Optimism about personal finances rebounds slightly, as consumers who expect to be better off financially a year from now rise two points to 38% this quarter. Fewer consumers expect their finances to worsen during the coming year (24% vs. 27% last quarter).
For the second consecutive quarter, seven in ten Americans (71-72%) are saying that things are getting worse for the country as a whole; only 15% feel things are getting better. Americans are less negative about the economy than about the nation as a whole: 50% feel the economy is getting worse, while 28% see it improving. Perception of the economy is somewhat better now than last quarter (when 56% saw it getting worse and 25% saw it improving).
One-third (34%) of Americans are pleased with the job President Obama is doing, down from 41% two quarters ago and 58% at the beginning of his term.
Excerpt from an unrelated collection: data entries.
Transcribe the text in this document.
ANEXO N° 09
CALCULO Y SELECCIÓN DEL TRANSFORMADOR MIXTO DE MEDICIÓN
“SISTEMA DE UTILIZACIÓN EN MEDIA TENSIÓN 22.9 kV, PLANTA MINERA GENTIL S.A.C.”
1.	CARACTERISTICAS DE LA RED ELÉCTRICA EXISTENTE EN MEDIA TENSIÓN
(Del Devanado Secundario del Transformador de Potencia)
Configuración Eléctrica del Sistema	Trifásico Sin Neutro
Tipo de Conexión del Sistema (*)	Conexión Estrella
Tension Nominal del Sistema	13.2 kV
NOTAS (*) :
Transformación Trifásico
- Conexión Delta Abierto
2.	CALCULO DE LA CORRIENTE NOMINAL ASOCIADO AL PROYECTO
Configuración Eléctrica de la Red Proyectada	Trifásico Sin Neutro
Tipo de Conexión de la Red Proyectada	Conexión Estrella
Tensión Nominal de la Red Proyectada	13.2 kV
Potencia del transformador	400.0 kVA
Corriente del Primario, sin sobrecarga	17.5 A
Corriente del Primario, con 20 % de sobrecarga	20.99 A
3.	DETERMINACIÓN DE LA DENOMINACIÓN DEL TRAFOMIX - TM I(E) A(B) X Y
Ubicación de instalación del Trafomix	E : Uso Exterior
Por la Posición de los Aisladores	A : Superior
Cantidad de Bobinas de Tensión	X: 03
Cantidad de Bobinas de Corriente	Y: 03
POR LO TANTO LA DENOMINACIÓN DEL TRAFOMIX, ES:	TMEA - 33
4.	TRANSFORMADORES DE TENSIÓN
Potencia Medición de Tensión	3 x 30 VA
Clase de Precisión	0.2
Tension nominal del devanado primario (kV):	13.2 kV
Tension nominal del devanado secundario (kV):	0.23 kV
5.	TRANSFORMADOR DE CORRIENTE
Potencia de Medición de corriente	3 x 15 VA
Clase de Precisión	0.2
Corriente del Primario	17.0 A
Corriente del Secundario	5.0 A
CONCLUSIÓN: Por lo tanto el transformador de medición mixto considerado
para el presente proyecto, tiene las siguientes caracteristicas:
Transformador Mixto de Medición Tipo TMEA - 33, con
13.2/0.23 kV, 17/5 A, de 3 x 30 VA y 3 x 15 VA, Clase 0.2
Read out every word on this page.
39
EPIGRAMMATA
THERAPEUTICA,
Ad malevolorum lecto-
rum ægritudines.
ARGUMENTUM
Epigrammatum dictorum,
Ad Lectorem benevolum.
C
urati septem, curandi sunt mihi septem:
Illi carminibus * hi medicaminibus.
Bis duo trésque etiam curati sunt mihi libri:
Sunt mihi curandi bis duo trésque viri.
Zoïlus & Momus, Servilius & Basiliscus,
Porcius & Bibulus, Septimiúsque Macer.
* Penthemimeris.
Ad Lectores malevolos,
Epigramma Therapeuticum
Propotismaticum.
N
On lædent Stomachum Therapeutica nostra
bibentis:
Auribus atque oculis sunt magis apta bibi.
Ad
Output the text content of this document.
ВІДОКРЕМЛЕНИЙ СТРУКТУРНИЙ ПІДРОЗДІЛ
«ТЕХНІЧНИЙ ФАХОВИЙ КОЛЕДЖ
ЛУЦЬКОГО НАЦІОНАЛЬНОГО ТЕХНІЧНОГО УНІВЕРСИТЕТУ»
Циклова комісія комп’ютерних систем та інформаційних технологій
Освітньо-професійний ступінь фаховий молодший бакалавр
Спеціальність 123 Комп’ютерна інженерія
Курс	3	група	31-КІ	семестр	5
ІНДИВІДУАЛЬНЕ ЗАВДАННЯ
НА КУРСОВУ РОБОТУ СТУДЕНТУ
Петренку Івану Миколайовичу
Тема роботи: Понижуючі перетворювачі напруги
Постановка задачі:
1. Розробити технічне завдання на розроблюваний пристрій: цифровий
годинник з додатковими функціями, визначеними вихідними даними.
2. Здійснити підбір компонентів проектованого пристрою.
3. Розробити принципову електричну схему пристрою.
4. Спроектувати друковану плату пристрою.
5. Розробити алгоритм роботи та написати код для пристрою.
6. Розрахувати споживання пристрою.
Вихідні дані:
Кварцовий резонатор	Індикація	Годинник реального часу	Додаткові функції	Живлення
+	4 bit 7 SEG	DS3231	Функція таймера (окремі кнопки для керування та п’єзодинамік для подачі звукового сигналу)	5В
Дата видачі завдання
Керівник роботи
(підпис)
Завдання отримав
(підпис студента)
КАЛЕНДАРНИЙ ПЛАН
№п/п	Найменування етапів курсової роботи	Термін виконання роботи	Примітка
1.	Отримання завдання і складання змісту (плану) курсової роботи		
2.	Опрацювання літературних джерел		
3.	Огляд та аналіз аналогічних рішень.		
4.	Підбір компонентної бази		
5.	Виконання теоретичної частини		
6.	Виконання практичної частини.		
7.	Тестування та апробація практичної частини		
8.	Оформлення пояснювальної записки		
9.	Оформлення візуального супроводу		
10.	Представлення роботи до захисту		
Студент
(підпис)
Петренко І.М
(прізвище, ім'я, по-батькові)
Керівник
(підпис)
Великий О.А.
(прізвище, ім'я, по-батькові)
For the past two years, over half of Americans (53-58%) have felt that the nation’s problems are too big for any President to solve.
Consumers are easing restraints on spending for electronics and Christmas gifts. However, they are “robbing Peter to pay Paul” by cutting back on everyday consumables and contributions to savings, while holding the line on credit card debt. They are pessimistic about the nation's current direction, but feel less vulnerable to inflation (especially gas prices) and future layoffs.
Marketers need to keep in mind that consumers are managing a delicate balance between income and spending and have become even more sensitive to price changes. This means they are more likely to jump at great deals, but by the same token, are less likely to accept price increases, or even “regular prices.”
At a time like this, capturing sales at higher price points depends even more on communicating and delivering value for the money –- not any kind of value, but a specific benefit that is important to consumers and differentiating from competitors. Innovation, uniqueness and exclusivity help to raise value perception and command a higher price.